Suppose, $F$ is the minimal $\sigma$-algebra on an infinite cyclic group $C_\infty = \langle a\rangle_\infty$, that contains all cosets of non-trivial subgroups of $C_\infty$. Does there exist such a measure $\mu$ on $(C_\infty, F)$, such that $\forall k, n \in \mathbb{N}$ $\mu(a^k \langle a^n \rangle) = \frac{1}{n}$?
I found two proofs, that prove opposite answers to this question. The problem is to determine, what one of them is wrong (or probably both).
The proof that such measure exists
The union of set of all cosets of non-trivial subgroups of $C_\infty$ and of a singleton containing empty set forms a semiring. The equalities from the question define a measure on that semiring. This measure is $\sigma$-additive (because it is additive and $C_\infty$ is Noetherian). Thus, by Caratheodory’s Extension Theorem this measure can be extended onto $F$.

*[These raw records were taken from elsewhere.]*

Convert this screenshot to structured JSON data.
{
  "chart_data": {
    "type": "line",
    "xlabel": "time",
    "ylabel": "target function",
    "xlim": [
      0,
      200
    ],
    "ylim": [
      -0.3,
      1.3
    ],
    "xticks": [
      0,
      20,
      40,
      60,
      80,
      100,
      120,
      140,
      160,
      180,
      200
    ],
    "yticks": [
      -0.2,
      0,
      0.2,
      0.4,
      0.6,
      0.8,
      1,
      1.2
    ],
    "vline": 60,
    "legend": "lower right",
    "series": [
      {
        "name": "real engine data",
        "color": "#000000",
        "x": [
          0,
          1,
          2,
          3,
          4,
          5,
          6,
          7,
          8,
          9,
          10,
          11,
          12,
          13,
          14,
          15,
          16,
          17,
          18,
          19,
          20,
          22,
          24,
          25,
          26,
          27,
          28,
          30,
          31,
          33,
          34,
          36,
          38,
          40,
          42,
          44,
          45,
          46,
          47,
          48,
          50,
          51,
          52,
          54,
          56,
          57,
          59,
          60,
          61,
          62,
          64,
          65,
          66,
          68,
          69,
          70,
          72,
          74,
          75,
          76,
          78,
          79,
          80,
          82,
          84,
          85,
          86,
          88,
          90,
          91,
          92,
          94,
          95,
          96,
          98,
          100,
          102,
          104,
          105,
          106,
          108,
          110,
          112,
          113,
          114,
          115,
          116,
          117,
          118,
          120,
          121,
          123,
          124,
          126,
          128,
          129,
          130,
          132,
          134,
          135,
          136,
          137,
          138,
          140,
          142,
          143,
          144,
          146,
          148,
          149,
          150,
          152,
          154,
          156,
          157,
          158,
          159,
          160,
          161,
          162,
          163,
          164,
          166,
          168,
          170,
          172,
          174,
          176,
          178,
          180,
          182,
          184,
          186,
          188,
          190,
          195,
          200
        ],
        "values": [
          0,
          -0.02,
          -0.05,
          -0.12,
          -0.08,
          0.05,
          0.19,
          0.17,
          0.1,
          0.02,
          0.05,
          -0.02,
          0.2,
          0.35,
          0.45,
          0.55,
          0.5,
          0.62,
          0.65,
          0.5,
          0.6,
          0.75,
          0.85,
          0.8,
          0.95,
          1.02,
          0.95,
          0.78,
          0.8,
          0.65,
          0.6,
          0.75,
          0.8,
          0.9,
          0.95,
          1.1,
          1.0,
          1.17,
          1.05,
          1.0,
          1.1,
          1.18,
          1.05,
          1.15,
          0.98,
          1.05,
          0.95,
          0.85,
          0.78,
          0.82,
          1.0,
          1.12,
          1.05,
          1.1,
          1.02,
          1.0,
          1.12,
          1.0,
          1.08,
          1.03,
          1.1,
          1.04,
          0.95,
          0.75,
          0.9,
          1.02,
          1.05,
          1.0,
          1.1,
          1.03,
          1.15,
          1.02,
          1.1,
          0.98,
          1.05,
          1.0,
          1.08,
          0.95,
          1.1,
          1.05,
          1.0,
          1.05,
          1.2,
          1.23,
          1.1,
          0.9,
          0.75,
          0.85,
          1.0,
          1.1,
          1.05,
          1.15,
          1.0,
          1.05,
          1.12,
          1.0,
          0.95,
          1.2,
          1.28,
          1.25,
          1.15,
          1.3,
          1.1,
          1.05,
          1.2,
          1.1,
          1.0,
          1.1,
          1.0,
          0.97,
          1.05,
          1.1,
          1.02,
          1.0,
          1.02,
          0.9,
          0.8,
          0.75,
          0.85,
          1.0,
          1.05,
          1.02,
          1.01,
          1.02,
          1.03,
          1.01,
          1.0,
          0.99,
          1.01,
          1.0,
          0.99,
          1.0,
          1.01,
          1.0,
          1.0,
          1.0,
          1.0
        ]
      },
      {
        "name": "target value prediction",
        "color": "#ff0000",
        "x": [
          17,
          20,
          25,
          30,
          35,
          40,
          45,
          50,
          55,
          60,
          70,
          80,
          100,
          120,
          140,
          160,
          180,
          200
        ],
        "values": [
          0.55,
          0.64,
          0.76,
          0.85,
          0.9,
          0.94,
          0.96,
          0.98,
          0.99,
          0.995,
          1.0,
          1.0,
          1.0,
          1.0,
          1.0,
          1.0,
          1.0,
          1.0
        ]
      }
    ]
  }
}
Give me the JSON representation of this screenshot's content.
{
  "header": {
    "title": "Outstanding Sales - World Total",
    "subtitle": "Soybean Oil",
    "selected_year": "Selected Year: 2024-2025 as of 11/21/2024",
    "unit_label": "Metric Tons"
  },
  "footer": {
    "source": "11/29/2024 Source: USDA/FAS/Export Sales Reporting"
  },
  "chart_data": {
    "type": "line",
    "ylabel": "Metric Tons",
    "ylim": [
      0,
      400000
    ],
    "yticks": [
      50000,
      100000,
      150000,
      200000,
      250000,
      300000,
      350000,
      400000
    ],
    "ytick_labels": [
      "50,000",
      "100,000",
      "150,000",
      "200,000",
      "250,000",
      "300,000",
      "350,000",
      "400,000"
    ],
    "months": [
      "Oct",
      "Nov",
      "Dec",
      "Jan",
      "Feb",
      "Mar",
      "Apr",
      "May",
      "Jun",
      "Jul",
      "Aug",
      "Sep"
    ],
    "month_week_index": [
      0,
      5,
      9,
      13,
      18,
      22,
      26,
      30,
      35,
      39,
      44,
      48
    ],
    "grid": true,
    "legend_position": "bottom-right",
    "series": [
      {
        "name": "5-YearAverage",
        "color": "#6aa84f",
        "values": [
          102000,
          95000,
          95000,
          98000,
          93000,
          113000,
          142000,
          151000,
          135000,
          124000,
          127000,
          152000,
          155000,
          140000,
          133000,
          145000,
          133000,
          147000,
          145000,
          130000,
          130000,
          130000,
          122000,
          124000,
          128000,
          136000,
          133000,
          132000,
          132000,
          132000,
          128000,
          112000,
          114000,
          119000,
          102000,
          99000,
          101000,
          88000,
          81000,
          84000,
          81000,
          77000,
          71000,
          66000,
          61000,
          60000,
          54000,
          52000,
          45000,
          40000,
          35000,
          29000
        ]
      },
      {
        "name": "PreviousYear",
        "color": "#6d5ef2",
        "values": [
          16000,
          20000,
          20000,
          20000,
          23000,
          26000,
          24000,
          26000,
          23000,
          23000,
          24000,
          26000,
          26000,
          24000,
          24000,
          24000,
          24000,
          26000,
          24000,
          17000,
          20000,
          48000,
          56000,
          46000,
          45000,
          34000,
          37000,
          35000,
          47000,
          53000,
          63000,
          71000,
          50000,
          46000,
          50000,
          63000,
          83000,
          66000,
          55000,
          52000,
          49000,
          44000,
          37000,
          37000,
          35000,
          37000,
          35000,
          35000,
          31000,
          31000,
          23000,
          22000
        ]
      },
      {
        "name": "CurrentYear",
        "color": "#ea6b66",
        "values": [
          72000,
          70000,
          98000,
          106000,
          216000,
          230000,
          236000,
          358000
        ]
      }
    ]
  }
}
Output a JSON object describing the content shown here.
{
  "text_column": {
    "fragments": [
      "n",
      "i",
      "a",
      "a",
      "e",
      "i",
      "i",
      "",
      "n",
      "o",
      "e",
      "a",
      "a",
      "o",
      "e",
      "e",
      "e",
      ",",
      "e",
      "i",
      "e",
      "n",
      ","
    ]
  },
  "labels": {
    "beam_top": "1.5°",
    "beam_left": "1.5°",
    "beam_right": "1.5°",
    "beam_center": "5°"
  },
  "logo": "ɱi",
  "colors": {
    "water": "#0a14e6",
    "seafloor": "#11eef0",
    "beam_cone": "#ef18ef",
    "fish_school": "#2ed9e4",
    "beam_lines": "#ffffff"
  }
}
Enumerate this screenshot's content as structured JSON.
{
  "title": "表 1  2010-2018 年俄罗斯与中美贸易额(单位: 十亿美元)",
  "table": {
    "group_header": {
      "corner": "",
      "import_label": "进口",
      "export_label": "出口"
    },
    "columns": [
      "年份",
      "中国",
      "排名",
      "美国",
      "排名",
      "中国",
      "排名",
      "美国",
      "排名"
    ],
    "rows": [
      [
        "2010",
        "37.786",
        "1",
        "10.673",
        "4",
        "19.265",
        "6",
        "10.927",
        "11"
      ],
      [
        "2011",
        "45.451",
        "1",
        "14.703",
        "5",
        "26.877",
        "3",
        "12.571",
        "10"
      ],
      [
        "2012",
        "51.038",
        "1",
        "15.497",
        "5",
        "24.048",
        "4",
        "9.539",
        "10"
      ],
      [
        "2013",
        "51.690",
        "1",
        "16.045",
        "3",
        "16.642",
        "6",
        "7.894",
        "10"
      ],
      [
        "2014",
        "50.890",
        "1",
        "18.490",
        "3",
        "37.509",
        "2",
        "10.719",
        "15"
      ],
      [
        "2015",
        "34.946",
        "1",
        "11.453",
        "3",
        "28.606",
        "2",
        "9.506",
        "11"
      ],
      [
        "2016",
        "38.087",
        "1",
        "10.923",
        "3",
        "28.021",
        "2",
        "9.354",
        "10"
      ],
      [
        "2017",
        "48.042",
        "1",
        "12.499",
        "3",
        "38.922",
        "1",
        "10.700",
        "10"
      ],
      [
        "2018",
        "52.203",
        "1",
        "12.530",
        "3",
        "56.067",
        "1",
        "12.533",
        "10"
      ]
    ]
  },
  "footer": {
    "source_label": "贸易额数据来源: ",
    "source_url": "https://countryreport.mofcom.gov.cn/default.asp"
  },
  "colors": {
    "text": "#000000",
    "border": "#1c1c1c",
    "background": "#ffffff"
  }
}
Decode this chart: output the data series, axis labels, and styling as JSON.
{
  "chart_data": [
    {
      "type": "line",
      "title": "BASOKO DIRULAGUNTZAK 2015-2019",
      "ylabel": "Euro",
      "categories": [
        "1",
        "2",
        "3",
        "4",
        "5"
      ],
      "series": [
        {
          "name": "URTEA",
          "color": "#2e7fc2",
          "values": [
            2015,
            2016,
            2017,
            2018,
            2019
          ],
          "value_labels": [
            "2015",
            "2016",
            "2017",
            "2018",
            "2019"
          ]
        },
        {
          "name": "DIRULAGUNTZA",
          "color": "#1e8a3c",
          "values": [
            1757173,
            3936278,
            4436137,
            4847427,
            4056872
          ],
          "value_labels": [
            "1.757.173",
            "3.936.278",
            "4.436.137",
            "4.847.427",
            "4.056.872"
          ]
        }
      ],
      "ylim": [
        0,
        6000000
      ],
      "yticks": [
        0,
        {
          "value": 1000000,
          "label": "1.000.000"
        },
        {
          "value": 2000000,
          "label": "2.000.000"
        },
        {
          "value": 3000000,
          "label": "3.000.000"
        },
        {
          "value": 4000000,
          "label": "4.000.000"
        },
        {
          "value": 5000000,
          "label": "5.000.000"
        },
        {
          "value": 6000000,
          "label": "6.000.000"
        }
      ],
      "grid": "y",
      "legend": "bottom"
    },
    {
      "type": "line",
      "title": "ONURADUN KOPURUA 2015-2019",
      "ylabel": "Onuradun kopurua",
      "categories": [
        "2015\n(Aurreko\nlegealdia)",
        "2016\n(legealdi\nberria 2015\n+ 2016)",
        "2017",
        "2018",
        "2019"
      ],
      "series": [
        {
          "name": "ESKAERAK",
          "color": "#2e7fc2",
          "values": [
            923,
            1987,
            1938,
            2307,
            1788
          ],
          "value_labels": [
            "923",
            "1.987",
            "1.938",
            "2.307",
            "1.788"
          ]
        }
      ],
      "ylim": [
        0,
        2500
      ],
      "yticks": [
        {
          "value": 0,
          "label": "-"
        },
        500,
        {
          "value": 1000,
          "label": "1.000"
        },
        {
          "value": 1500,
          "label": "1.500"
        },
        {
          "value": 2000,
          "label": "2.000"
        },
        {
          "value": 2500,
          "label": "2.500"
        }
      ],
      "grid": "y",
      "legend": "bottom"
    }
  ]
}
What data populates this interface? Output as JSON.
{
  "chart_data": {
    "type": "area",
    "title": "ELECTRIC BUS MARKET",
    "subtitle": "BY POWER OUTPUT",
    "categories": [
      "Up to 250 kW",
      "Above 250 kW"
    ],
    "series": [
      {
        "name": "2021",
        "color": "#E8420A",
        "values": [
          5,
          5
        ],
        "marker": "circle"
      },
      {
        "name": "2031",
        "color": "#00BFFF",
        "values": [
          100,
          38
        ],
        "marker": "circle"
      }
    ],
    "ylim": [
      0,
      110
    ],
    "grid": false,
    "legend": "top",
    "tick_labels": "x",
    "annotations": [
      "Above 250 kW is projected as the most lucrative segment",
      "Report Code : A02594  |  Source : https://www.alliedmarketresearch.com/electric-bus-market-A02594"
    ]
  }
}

The proof that such measure does not exist
$$\{a^n\} = (a^{n - 1}\langle a \rangle \setminus \bigcup_{i = 2}^\infty a^{n - 1}\langle a^i \rangle) \setminus a^{n - 2}\langle a^3 \rangle$$
From that it follows, that every singleton subset of $C_\infty$ belongs to $F$ and that their measure is equal. Now, two cases are possible. The first one is that the measure of a singleton is positive. Then by $\sigma$-additivity of measure the measure of $C_\infty$ is infinite. The second one is that the measure of a singleton is $0$. Then by $\sigma$-additivity of measure the measure of $C_\infty$ is also $0$. But we already know that the measure of $C_\infty$ is $1$, which gives us a contradiction.
The first proof is wrong: the measure is not $\sigma$-additive. Indeed, you can one by one pick disjoint cosets whose union is all of $C_\infty$ and in each step you can choose the new coset to have arbitrarily small measure, so that the sum of their measures is less than $1$.
(The second proof is also incomplete, in that it is not clear to me how you are concluding that all singletons have the same measure. However, it is trivial to just show directly that each singleton has measure $0$, by writing it as an intersection of cosets containing it whose measures converge to $0$.)